For partners, helping your customers go through the process of robust business continuity planning, implementation, and testing can solidify your trusted partner status. It can also be a source of revenue when added to your existing capabilities or as a new practice altogether.

Microsoft Azure has two fantastic services, Azure Backup and Azure Site Recovery, that enable a host of use cases.

Identifying the opportunity

As a partner, how do you uncover the opportunity and determine what your customers need? I encourage partners to stop talking and listen more when in customer conversations. Listen for these statements that relate to business continuity—then ask clarifying questions.

  • “We have distributed systems across Windows Server, Hyper-V, and VMWare. They all need protection.”
  • “Protecting data and applications continues to grow in complexity.”
  • “We have so much data and we’re not sure if we’re protecting it all properly.”
  • “Are we spending too much money and effort, or too little?”
  • “Our industry requires long data-retention for compliance reasons.”
  • “Our legacy recovery plan is very labor intensive.”
  • “Testing disaster recovery is hard and often does not work as expected.”
  • “The tier 1 workloads are protected, but protecting tier 2 and 3 has been a challenge.”

If you’re not hearing these things from your customers, use the list above to create a few questions that you can use. I think you’ll find that when you dig into this topic that the need is there.

Assess your current practices

Once the need is identified, you need to spend time assessing your own practices. These questions will help you connect what you have been doing with new opportunities.

Question Opportunity
Have you been designing storage solutions using on premise solutions?
  • Extend those solutions to leverage Azure storage
Have you been designing disaster recovery solutions for on premise solutions on physical hardware, Hyper-V, or VMWare?
  • Begin using Azure as the failover site for the solutions
Are you using System Center DPM, Windows Server Backup, or third-party backup solutions with your customers?
  • Extend current solutions to leverage Azure
Have you sold Azure disaster recovery or backup solutions?
  • Assess implementation status and drive further Azure consumption
  • Extend the solutions to other parts of the customer’s business
  • Turn them into reference customers
What are your sales motions for backup and recovery solutions?
  • Build a pipeline with existing customers
  • Train your current sales teams on selling backup and recovery solutions
Do you have anyone trained on Azure backup or recovery solutions implementation?
  • Train your technical staff and sellers

If you are going to add new practices or capabilities, it needs to make financial sense. Use our new Microsoft Cloud Profitability Scenarios and financial models to understand the considerations for investing in a new cloud-oriented practice. For more partner profitability resources, refer to our online guide.

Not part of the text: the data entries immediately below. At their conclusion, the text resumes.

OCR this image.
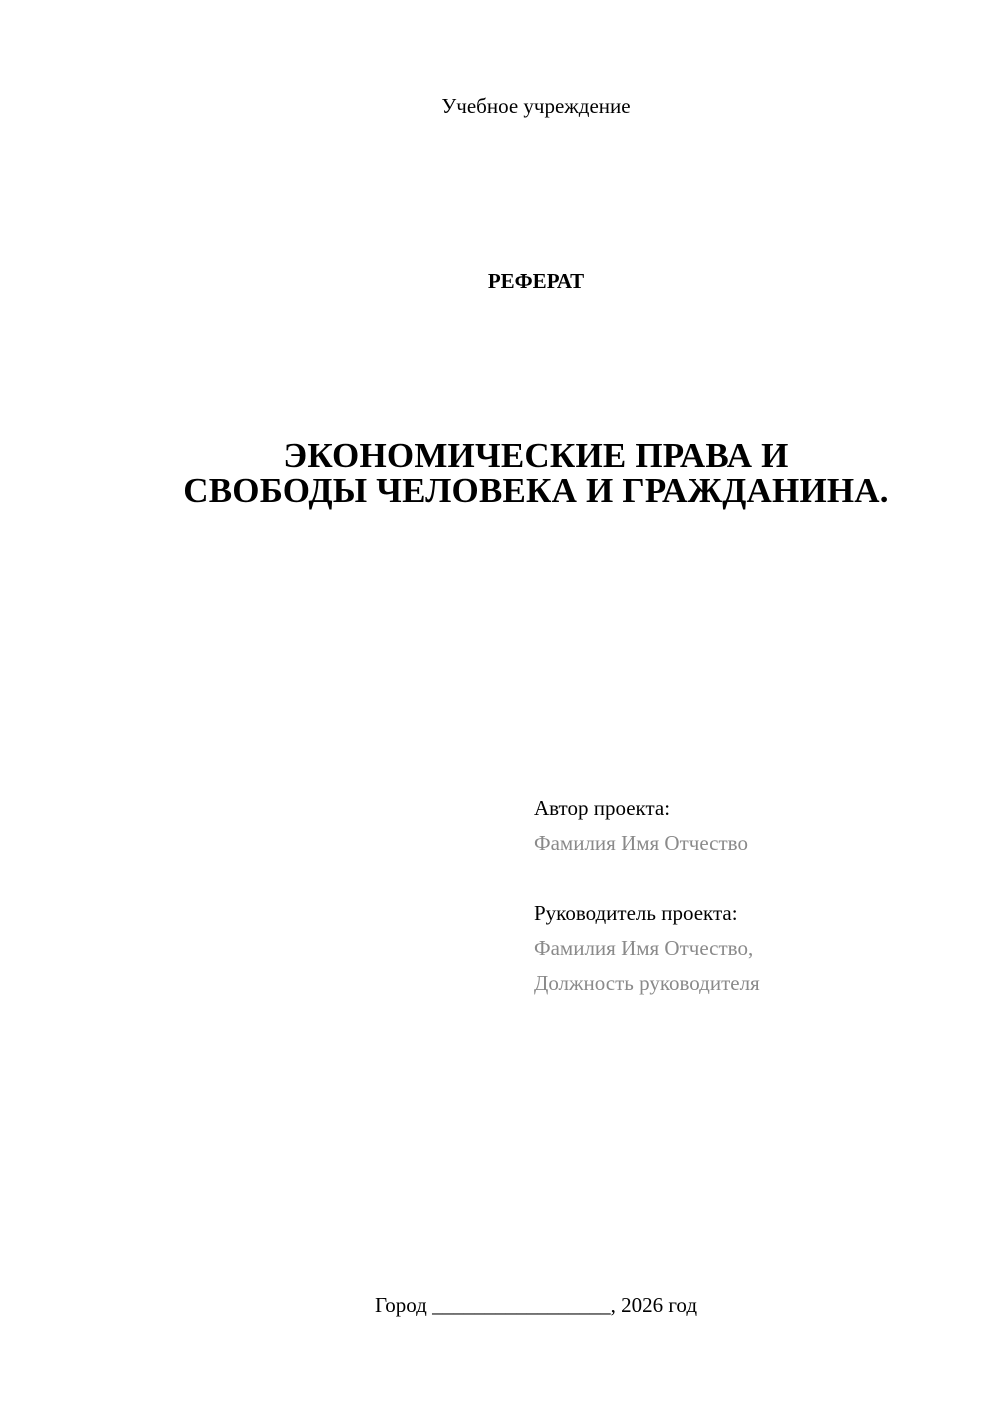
Учебное учреждение
РЕФЕРАТ
ЭКОНОМИЧЕСКИЕ ПРАВА И
СВОБОДЫ ЧЕЛОВЕКА И ГРАЖДАНИНА.
Автор проекта:
Фамилия Имя Отчество
Руководитель проекта:
Фамилия Имя Отчество,
Должность руководителя
Город _________________, 2026 год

Recommendations for monetizing a business continuity practice

Assessments

  • Design a Disaster Preparation evaluation to go through with your customers. This should provide opportunity to discover all the servers that need to be backed up or opportunity for Azure Backup to be used for data storage. May also stretch to StorSimple.

Upgrades to on-premises systems

  • Customers that want to run Azure Site Recovery will need Server 2012 R2 if using Hyper-V. Earlier versions of Hyper-V hosts will present an upgrade opportunity.

Setup

  • Drive services revenue through setup of the plan
  • Build repeatable IP with scripting/tools

Maintenance

  • Provide regular monitoring and maintenance

Ongoing testing

  • Run regular test failovers and validation for customers

Ongoing assessments

  • Regular assessment to review new parts of the business and make sure the overall DR plan still meets the needs for the customer.